Last Week on the Colony is a new, regular Monday item here on Offworld, a special satellite transmission designed to highlight our favorite Offworld stories, wonderful trends, and the stories from elsewhere in the galaxy that got us talking.
Latest Features
Sidney Fussell brought us an article on the myth of "white neutrality" in video games, and how often we're given fantasy worlds where anything is possible—except, apparently, black people. Fussell looks at a recent example: The Witcher 3, which apparently has no people of color in it because it's a tribute to Slavic culture. And in his piece, he handily explains why that's an insufficient explanation: Games could do so many more interesting things with their themes if they weren't so totally focused on the comfort of the white male player at all times.

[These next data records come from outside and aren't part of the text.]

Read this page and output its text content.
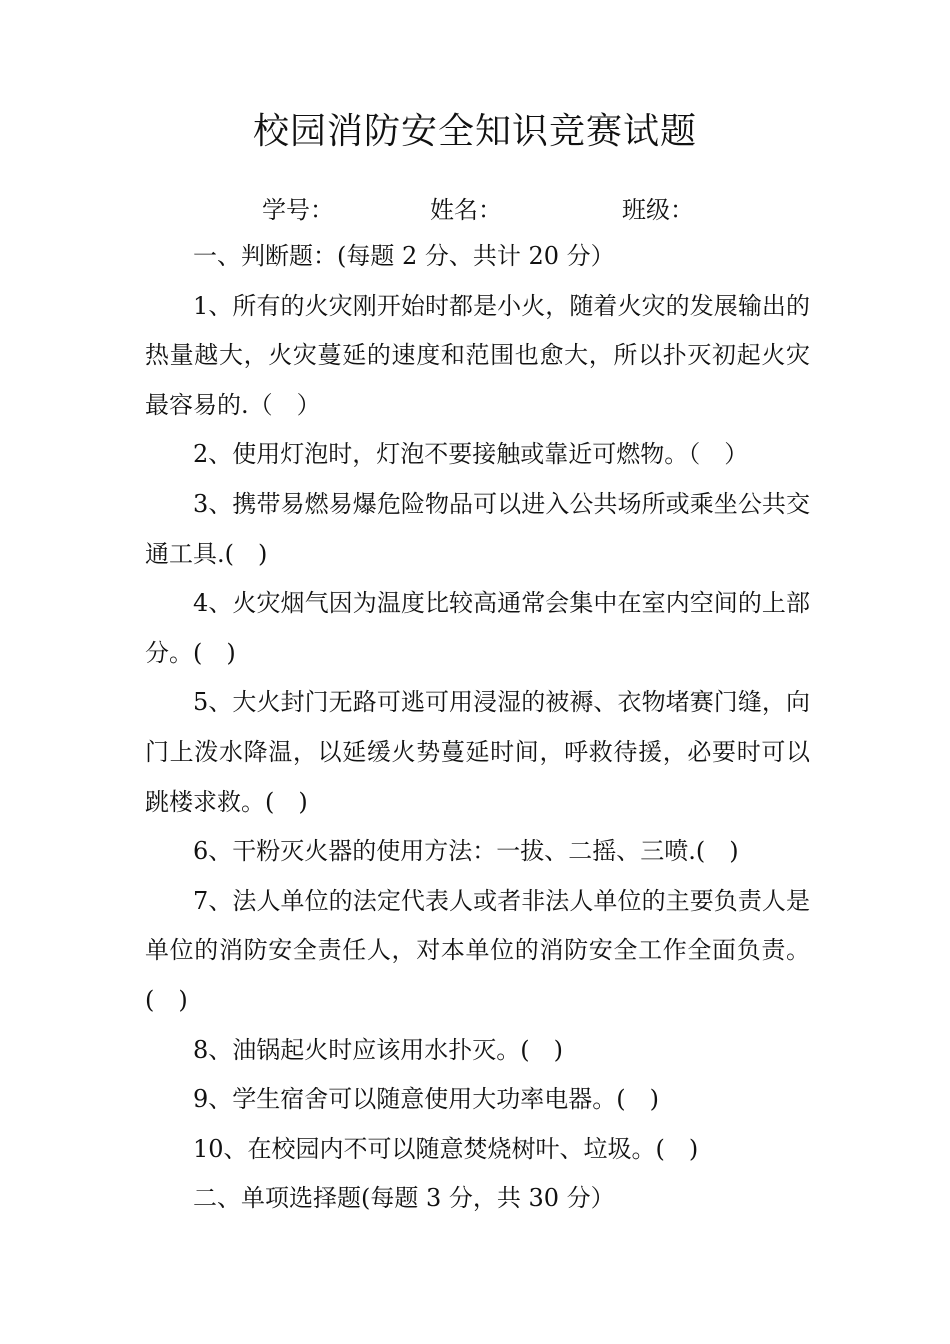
校园消防安全知识竞赛试题
学号：	姓名：	班级：

一、判断题：(每题 2 分、共计 20 分）

1、所有的火灾刚开始时都是小火，随着火灾的发展输出的热量越大，火灾蔓延的速度和范围也愈大，所以扑灭初起火灾最容易的.（　）

2、使用灯泡时，灯泡不要接触或靠近可燃物。（　）

3、携带易燃易爆危险物品可以进入公共场所或乘坐公共交通工具.(　)

4、火灾烟气因为温度比较高通常会集中在室内空间的上部分。(　)

5、大火封门无路可逃可用浸湿的被褥、衣物堵赛门缝，向门上泼水降温，以延缓火势蔓延时间，呼救待援，必要时可以跳楼求救。(　)

6、干粉灭火器的使用方法：一拔、二摇、三喷.(　)

7、法人单位的法定代表人或者非法人单位的主要负责人是单位的消防安全责任人，对本单位的消防安全工作全面负责。(　)

8、油锅起火时应该用水扑灭。(　)

9、学生宿舍可以随意使用大功率电器。(　)

10、在校园内不可以随意焚烧树叶、垃圾。(　)

二、单项选择题(每题 3 分，共 30 分）
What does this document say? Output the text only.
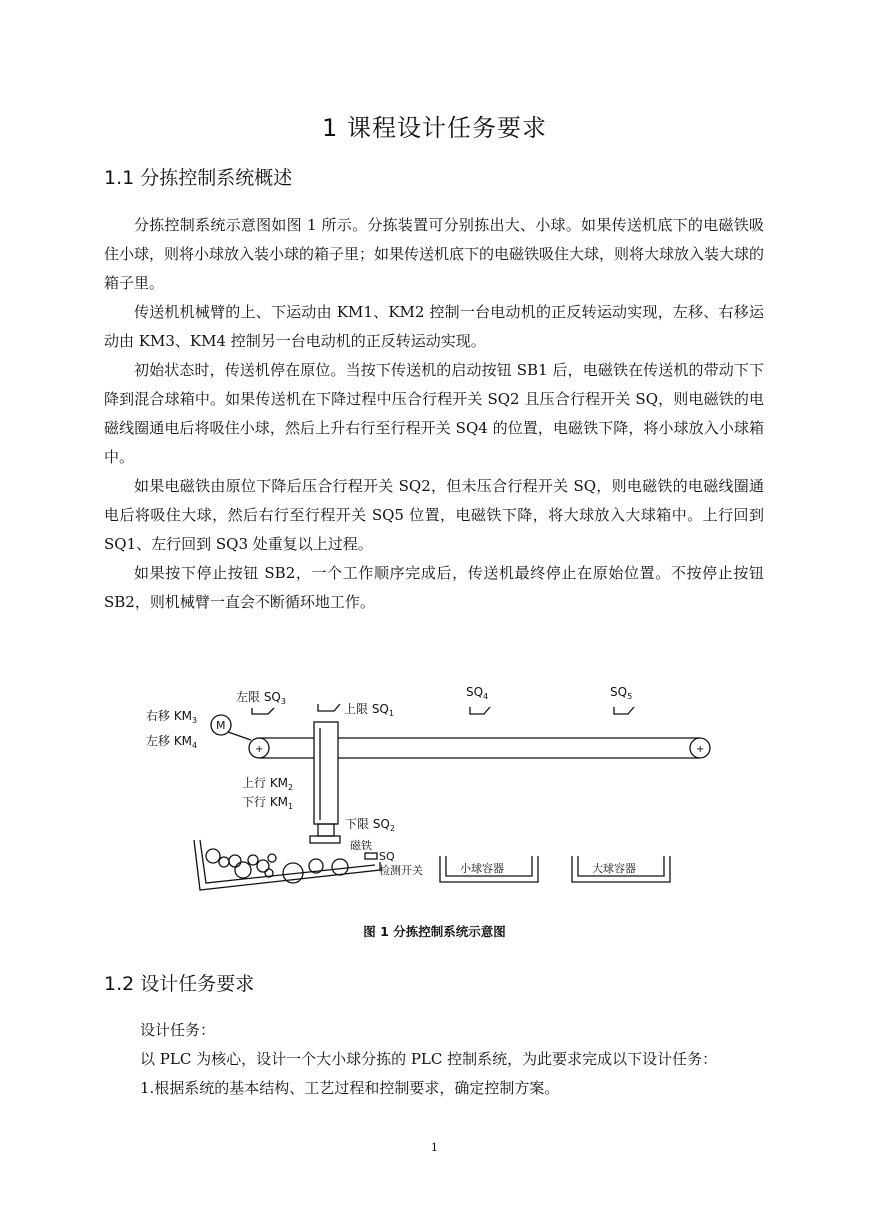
1 课程设计任务要求
1.1 分拣控制系统概述

分拣控制系统示意图如图 1 所示。分拣装置可分别拣出大、小球。如果传送机底下的电磁铁吸住小球，则将小球放入装小球的箱子里；如果传送机底下的电磁铁吸住大球，则将大球放入装大球的箱子里。

传送机机械臂的上、下运动由 KM1、KM2 控制一台电动机的正反转运动实现，左移、右移运动由 KM3、KM4 控制另一台电动机的正反转运动实现。

初始状态时，传送机停在原位。当按下传送机的启动按钮 SB1 后，电磁铁在传送机的带动下下降到混合球箱中。如果传送机在下降过程中压合行程开关 SQ2 且压合行程开关 SQ，则电磁铁的电磁线圈通电后将吸住小球，然后上升右行至行程开关 SQ4 的位置，电磁铁下降，将小球放入小球箱中。

如果电磁铁由原位下降后压合行程开关 SQ2，但未压合行程开关 SQ，则电磁铁的电磁线圈通电后将吸住大球，然后右行至行程开关 SQ5 位置，电磁铁下降，将大球放入大球箱中。上行回到 SQ1、左行回到 SQ3 处重复以上过程。

如果按下停止按钮 SB2，一个工作顺序完成后，传送机最终停止在原始位置。不按停止按钮 SB2，则机械臂一直会不断循环地工作。

左限 $SQ_3$
上限 $SQ_1$
$SQ_4$	$SQ_5$
右移 $KM_3$
左移 $KM_4$
M
+	+
上行 $KM_2$
下行 $KM_1$
下限 $SQ_2$
磁铁
SQ
检测开关	小球容器	大球容器
图 1 分拣控制系统示意图
1.2 设计任务要求

设计任务：

以 PLC 为核心，设计一个大小球分拣的 PLC 控制系统，为此要求完成以下设计任务：

1.根据系统的基本结构、工艺过程和控制要求，确定控制方案。

1
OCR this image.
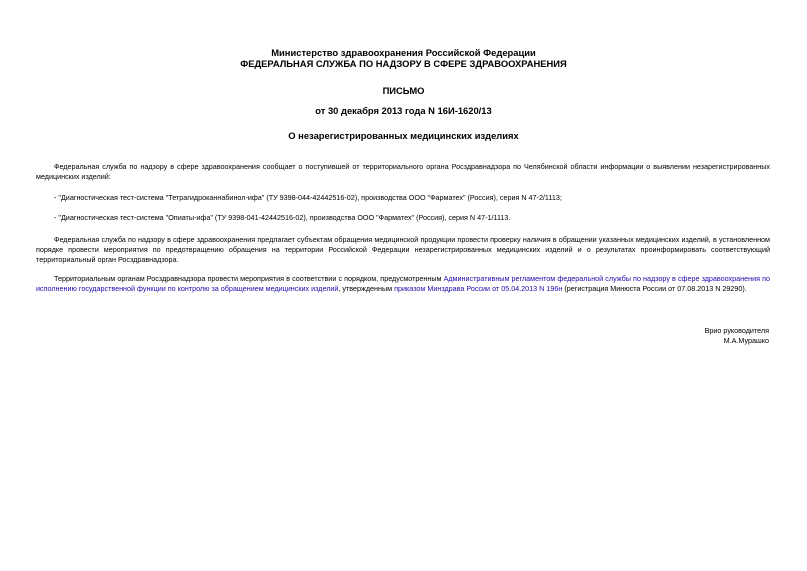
Министерство здравоохранения Российской Федерации
ФЕДЕРАЛЬНАЯ СЛУЖБА ПО НАДЗОРУ В СФЕРЕ ЗДРАВООХРАНЕНИЯ
ПИСЬМО
от 30 декабря 2013 года N 16И-1620/13
О незарегистрированных медицинских изделиях

Федеральная служба по надзору в сфере здравоохранения сообщает о поступившей от территориального органа Росздравнадзора по Челябинской области информации о выявлении незарегистрированных медицинских изделий:

- "Диагностическая тест-система "Тетрагидроканнабинол-ифа" (ТУ 9398-044-42442516-02), производства ООО "Фарматех" (Россия), серия N 47-2/1113;

- "Диагностическая тест-система "Опиаты-ифа" (ТУ 9398-041-42442516-02), производства ООО "Фарматех" (Россия), серия N 47-1/1113.

Федеральная служба по надзору в сфере здравоохранения предлагает субъектам обращения медицинской продукции провести проверку наличия в обращении указанных медицинских изделий, в установленном порядке провести мероприятия по предотвращению обращения на территории Российской Федерации незарегистрированных медицинских изделий и о результатах проинформировать соответствующий территориальный орган Росздравнадзора.

Территориальным органам Росздравнадзора провести мероприятия в соответствии с порядком, предусмотренным Административным регламентом федеральной службы по надзору в сфере здравоохранения по исполнению государственной функции по контролю за обращением медицинских изделий, утвержденным приказом Минздрава России от 05.04.2013 N 196н (регистрация Минюста России от 07.08.2013 N 29290).

Врио руководителя
М.А.Мурашко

Tanya DePass previously did a piece for Offworld on a related theme, on the portrayal of people of color in BioWare's Dragon Age. Every game can muster a different excuse, but the conversations must continue—writer Tauriq Moosa was recently hounded off Twitter by harassers for raising the topic of race in The Witcher 3, a game which, come on, is fine and all, but is not such great art that criticizing it should warrant such consequences.
Katherine Cross has also done a wonderful Offworld feature for us on Microscope, a pen and paper game that helps players deliberately challenge roles and prejudices in the real world.

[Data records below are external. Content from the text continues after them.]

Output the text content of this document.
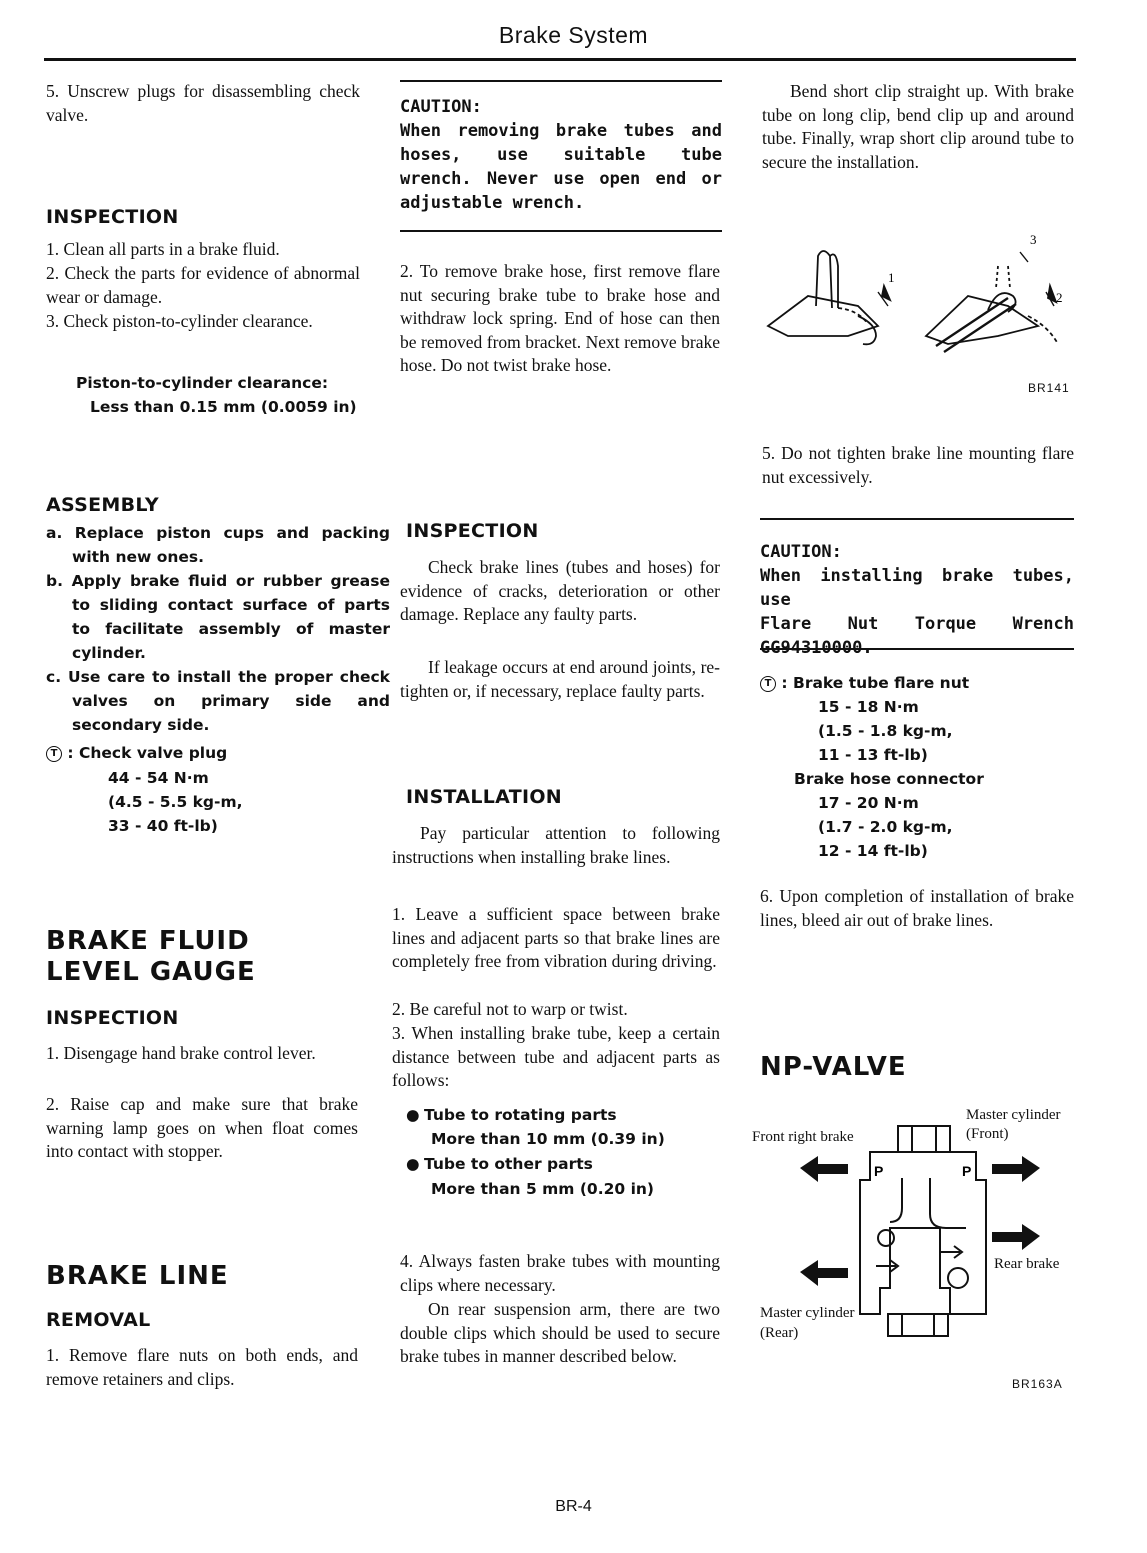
Brake System

5. Unscrew plugs for disassembling check valve.

INSPECTION

1. Clean all parts in a brake fluid.

2. Check the parts for evidence of abnormal wear or damage.

3. Check piston-to-cylinder clearance.

Piston-to-cylinder clearance:
Less than 0.15 mm (0.0059 in)
ASSEMBLY
a. Replace piston cups and packing with new ones.
b. Apply brake fluid or rubber grease to sliding contact surface of parts to facilitate assembly of master cylinder.
c. Use care to install the proper check valves on primary side and secondary side.
T : Check valve plug
44 - 54 N·m
(4.5 - 5.5 kg-m,
33 - 40 ft-lb)
BRAKE FLUID
LEVEL GAUGE
INSPECTION

1. Disengage hand brake control lever.

2. Raise cap and make sure that brake warning lamp goes on when float comes into contact with stopper.

BRAKE LINE
REMOVAL

1. Remove flare nuts on both ends, and remove retainers and clips.

CAUTION:
When removing brake tubes and hoses, use suitable tube wrench. Never use open end or adjustable wrench.

2. To remove brake hose, first remove flare nut securing brake tube to brake hose and withdraw lock spring. End of hose can then be removed from bracket. Next remove brake hose. Do not twist brake hose.

INSPECTION

Check brake lines (tubes and hoses) for evidence of cracks, deterioration or other damage. Replace any faulty parts.

If leakage occurs at end around joints, re-tighten or, if necessary, replace faulty parts.

INSTALLATION

Pay particular attention to following instructions when installing brake lines.

1. Leave a sufficient space between brake lines and adjacent parts so that brake lines are completely free from vibration during driving.

2. Be careful not to warp or twist.

3. When installing brake tube, keep a certain distance between tube and adjacent parts as follows:

● Tube to rotating parts
More than 10 mm (0.39 in)
● Tube to other parts
More than 5 mm (0.20 in)

4. Always fasten brake tubes with mounting clips where necessary.

On rear suspension arm, there are two double clips which should be used to secure brake tubes in manner described below.

Bend short clip straight up. With brake tube on long clip, bend clip up and around tube. Finally, wrap short clip around tube to secure the installation.

1
2
3
BR141

5. Do not tighten brake line mounting flare nut excessively.

CAUTION:
When installing brake tubes, use
Flare Nut Torque Wrench
GG94310000.
T : Brake tube flare nut
15 - 18 N·m
(1.5 - 1.8 kg-m,
11 - 13 ft-lb)
Brake hose connector
17 - 20 N·m
(1.7 - 2.0 kg-m,
12 - 14 ft-lb)

6. Upon completion of installation of brake lines, bleed air out of brake lines.

NP-VALVE
Front right brake
Master cylinder
(Front)
Rear brake
Master cylinder
(Rear)
P	P
BR163A
BR-4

On a positive note, indie developer Catt Small joined us at Offworld this week to talk about how she developed a black woman protagonist as part of a jam team for an alien-shooting action game for mobile. What's interesting to me about her work with Prism Shell is that usually people assume that diversity work in games should generally stick to those genre where "story" and "characters" matter. Small's experience shows that even consideration for the identity inside the tiny ship can be refreshing and inviting to players.
Latest Games
My personal favorite game I played last week was Maquisard, a lovely, ornate little jewel-box of a hotel where you, as the attentive and unseen porter, must use your skills to sniff out an undercover agent. It's a fun subversion of stealth games, and it offers aesthetic credit to Wes Anderson's The Grand Budapest Hotel.
Thanks to the exciting launch of Google Sheep View, Laura offers us 7 games you can play with Google Maps. She also chose last week's Mobile Game of the Week (hey! That's a thing we're doing now, too!), which was You Must Build a Boat, a puzzle game that's not brand-new or anything, but that we thought deserved a shout-out (slavish devotion to the primacy of newness is killing games and games culture).
Our 'Play it Now' tag exists to help you quickly find new, free little games that you or anyone else should be able to play without prior literacy and without leaving your seat. Go visit it, because this week we found some new ones: An amazing online game world where you make your own levels out of emoji, a unique and crunchy arcade-style game about OCD, and a nostalgic watercolor platformer set inside a woman's head, among others.
Transmissions from Elsewhere
Sometimes Offworld receives transmissions from back on Earth, from those that are still left living. Kotaku boss Stephen Totilo decided to talk to Daniel Vavra, a "pro-Gamergate" (yes, there's such a thing among actual grown-ups) video game maker whose primary contribution to the canon of game development seems to be joining angry kids in complaining about how "social justice warriors" are stifling his creativity. Here he is grinning with famous knob Adam Baldwin, boasting that they do not at all understand the phrase they are making fun of.
Totilo had close to the seed of something interesting with his Vavra interview: Reading it, it's like, oh, obviously this guy has a mortal terror of censorship, he grew up under actual communism. I see what he was trying to do. But Totilo allows Vavra to repeatedly insist that "he just wants a conversation", when he joins a group that literally harasses people at their jobs constantly for trying to have conversations about representation, or women, or anything outside the status quo. The idea that what progressives want is to language-police or to stifle debate is a frequent straw man that Totilo allows Vavra to put forward with only the occasional reserved "I disagree." The fact that all the folks Vavra thinks are the most censorious offenders are all women (myself included) is something Totilo notices but does not interrogate.
The editorializing, the "I see his point" and other obeisances to neutrality Totilo makes in the piece actually seem to make it less neutral, and more the sort of placating "let's hear from both the sexist harassers and 'the other side'" rhetoric that's been so damaging. "I sort of get his issues with Sarkeesian" is a pretty destructive half-thought to leave dangling there—yes, it's easy to understand why a lot of people misinterpret and feel threatened by the rhetorical tools Anita Sarkeesian's videos offer people, but that's all they are—discussion tools. Anyone who claims they want discussion but suggests their "issues" are "with Sarkeesian" herself isn't helping.
We know it's challenging to have grown-up conversations at a popular gaming outlet and the Kotaku team is comprised entirely of rad people. If we ever moved back to Earth we'd want to hang out. But this transmission was a little too irradiated to pass our airlock.
Because you need to do other stuff besides games
Mare Sheppard, one-half of N++ developer Metanet Software, has unveiled a beautiful and unusual "marketing project" about fashion and body movement.